Overdispersion is when observed variance is higher than expected. It is caused by a violation of the assumption of independence and causes standard errors to become too small
What do we use the log-likelihood statistic for?
To determine how well our model fits the data
How do we calculate the deviance statistic?
-2 x log likelihood
What is parsimony? How do we achieve it in logistic regression?
Parsimony is when we prefer simpler explanations of phenomena over complicated ones. We achieve parsimony by including all variables in the model then progressively removing the ones that aren’t relevant/causing an effect.
Which assumption is broken by logistic regression? How do we overcome it?
The assumption of linearity is broken by logistic regression. We overcome it by using the log (or ‘logit’) of the data. Thus, the assumption of linearity in logistic regression assumes that there is a linear relationship between any continuous predictors and the logit of the outcome variable.
The process of cleaning data and checking for assumptions is the same in logistic regression, expect for an additional 5 steps. What are they?

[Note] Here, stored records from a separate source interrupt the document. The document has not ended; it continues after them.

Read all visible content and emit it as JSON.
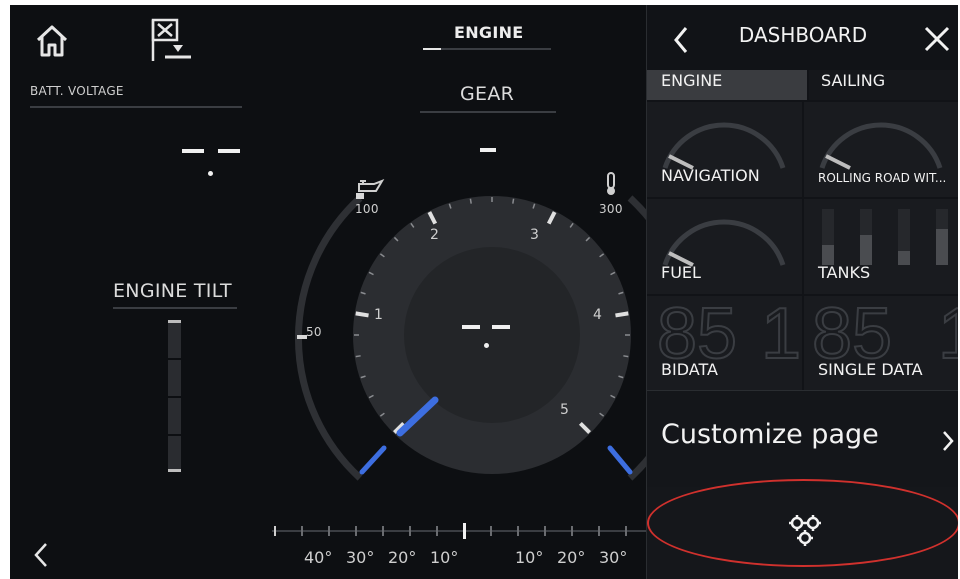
{
  "header": {
    "home_icon": "home-icon",
    "flag_icon": "man-overboard-flag-icon",
    "engine_tab": "ENGINE"
  },
  "left": {
    "batt_label": "BATT. VOLTAGE",
    "batt_value": "- -",
    "tilt_label": "ENGINE TILT",
    "back_icon": "chevron-left-icon"
  },
  "gauge": {
    "gear_label": "GEAR",
    "gear_value": "-",
    "rpm_value": "- -",
    "rpm_ticks": [
      "1",
      "2",
      "3",
      "4",
      "5"
    ],
    "oil_icon": "oil-can-icon",
    "temp_icon": "thermometer-icon",
    "oil_ticks": [
      "100",
      "50"
    ],
    "temp_ticks": [
      "300"
    ],
    "needle_color": "#3d6ee0"
  },
  "trim": {
    "angles": [
      "40°",
      "30°",
      "20°",
      "10°",
      "10°",
      "20°",
      "30°"
    ]
  },
  "panel": {
    "back_icon": "chevron-left-icon",
    "title": "DASHBOARD",
    "close_icon": "close-icon",
    "tabs": [
      {
        "label": "ENGINE",
        "active": true
      },
      {
        "label": "SAILING",
        "active": false
      }
    ],
    "tiles": [
      {
        "label": "NAVIGATION"
      },
      {
        "label": "ROLLING ROAD WIT..."
      },
      {
        "label": "FUEL"
      },
      {
        "label": "TANKS"
      },
      {
        "label": "BIDATA"
      },
      {
        "label": "SINGLE DATA"
      }
    ],
    "customize_label": "Customize page",
    "customize_chevron": "chevron-right-icon",
    "gears_icon": "gears-icon",
    "highlight_color": "#d0312d"
  }
}
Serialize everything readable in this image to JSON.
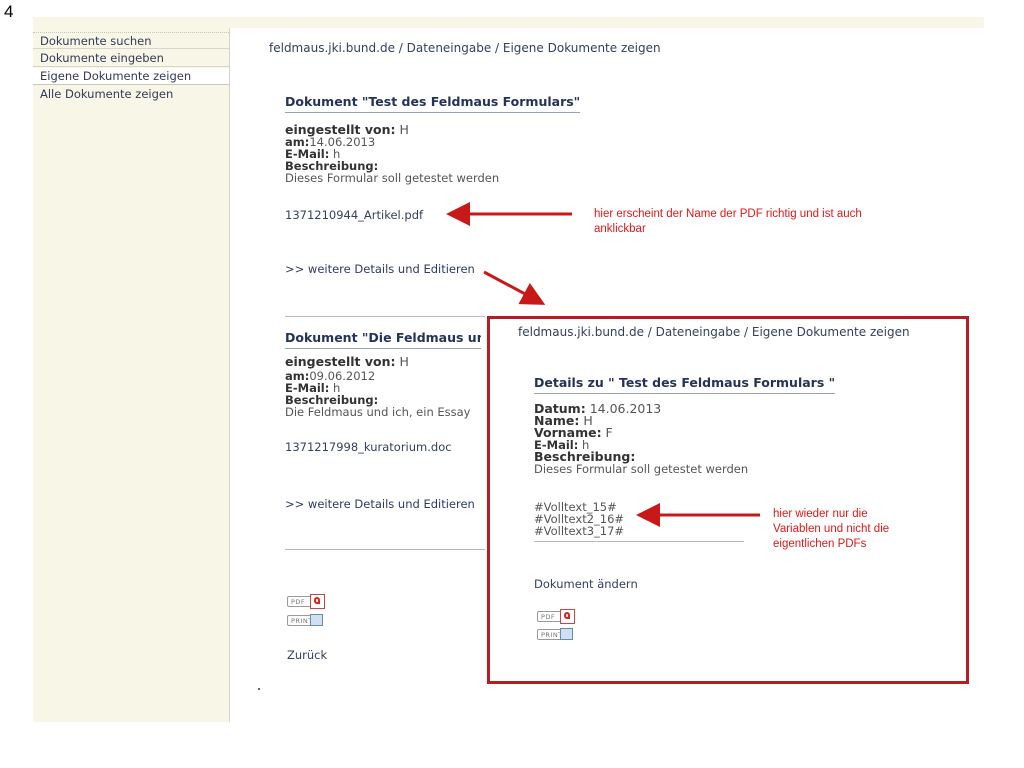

- Evaluate model parsimony
- Check the linearity of the log outcome variable (logit)
- Assess the data using deviance statistics
- Check for complete separation
- Check for overdispersion
What type of regression do we do if we want to check the model for parsimony? Do we check for interactions?
Hierarchical - put variable 1 and 2 in the first block, and add 3 in the second block. Only check for interactions if we have the theory to back it up.
What does the Wald statistic test? How do we calculate it?
The Wald statistic is similar to the t-test. It tests the null hypothesis that b = 0. It is biased when b is large, because this makes this SE become inflated which makes the Wald underestimated.
Wald = b/SEb
In terms of the relationship between a predictor and outcome variable, what happens when the odds ratio is less than 1 vs. when it is greater than 1?
When odds ratio > 1: as predictor increases, odds of outcome variable increases
When odds ratio < 1: as predictor increase, odds of outcome variable decreases
Explain graphically why we can’t just use multiple linear regression.
Multiple linear regression creates a straight line of best fit when displayed graphically. However, categorical data doesn’t suit a line of best fit. Logistic regression provides a sigmoidal curve, which is much better.
What is the basic example of a research question suited to logistic regression?
“Can one level of the outcome variable (coded 0) be discriminated from the other level (coded 1) using a set of predictors?”